OKLAHOMA LEGALIZES HOMEBREWING
Oklahoma Governor Brad Henry has signed into law legislation that makes
homebrewing beer legal in the state. House Bill 2348 officially legalized the
home production of beer for personal use in Oklahoma. Home production of wine
and cider for personal use was already legal in Oklahoma. The passage of HB
2348 leaves *Alabama and Mississippi as the only remaining states where the
homebrewing hobby is not yet legal*. The U.S. government made homebrewing
legal on a federal level in 1979.


----------



## Malkore (Jun 25, 2010)

Do they require a permit? I remember reading about OK earlier this year and they were going to make you pay for a homebrewing permit/license (not that it'd be enforcable)


----------



## Tom (Jun 25, 2010)

So what if they do.
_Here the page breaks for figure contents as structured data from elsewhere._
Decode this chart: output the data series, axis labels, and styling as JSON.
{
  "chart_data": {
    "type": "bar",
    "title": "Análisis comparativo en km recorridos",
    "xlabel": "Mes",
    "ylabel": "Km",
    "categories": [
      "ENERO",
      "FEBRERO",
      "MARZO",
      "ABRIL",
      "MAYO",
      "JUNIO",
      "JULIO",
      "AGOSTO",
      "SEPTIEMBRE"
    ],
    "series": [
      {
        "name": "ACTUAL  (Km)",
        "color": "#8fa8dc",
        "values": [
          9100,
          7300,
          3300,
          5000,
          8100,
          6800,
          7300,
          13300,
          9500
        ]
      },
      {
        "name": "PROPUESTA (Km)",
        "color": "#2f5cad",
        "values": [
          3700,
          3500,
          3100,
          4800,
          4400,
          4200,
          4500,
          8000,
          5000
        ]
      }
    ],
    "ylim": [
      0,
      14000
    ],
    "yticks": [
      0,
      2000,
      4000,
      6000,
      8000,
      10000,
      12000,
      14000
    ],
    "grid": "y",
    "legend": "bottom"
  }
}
Here in NJ its required. 98% dont get one.
Now if this is a BOP they will require you get one.


----------



## Tom (Jun 25, 2010)

Anyther question comes to mind. Is it legal to make wine in OK ?


----------



## Mud (Jun 25, 2010)

The quote you posted says wine and cider were already legal. Odd that beer wasn't legal.


----------



## Tom (Jun 25, 2010)

So it is.. Missed that sentence.


----------



## Wade E (Jun 25, 2010)

Dont understand why you would ne a permit to brew beer if yo dont need one to make wine. Most beers have less abv so thats just silly! Its about time OK catches up with the rest of the US!


----------



## Tom (Jun 25, 2010)

Here in NJ you do


----------



## Wade E (Jun 25, 2010)

Maybe I do to, never heard of such a thing though! Huh!


----------



## myakkagldwngr (Jun 26, 2010)

I just wish all the States would take the next step for us hobbiers,,,, but I figure it will never happen.
It's really funny to me that one of my old relatives from years back,,,, (well known name at that)
spent his career smashing up the breweries and the importation business back during prohibtion.


----------



## closetwine (Sep 30, 2010)

Everyone here in OK has been doin' it for YEARS... No one around here will enforce the laws. Hell, the cops will drink one with you!


----------



## Wade E (Sep 30, 2010)

Thats good cause its just silly that places with these laws still exist. Prohibition is over!


----------



## closetwine (Sep 30, 2010)

I'm in SE OK though It may be diff. elsewhere, but I live in Haskell County. PPL in San Diego pay high prices for weed grown here, it's supposed to be top notch. I dunno, but that tells you a little about it. No one really cares here.


----------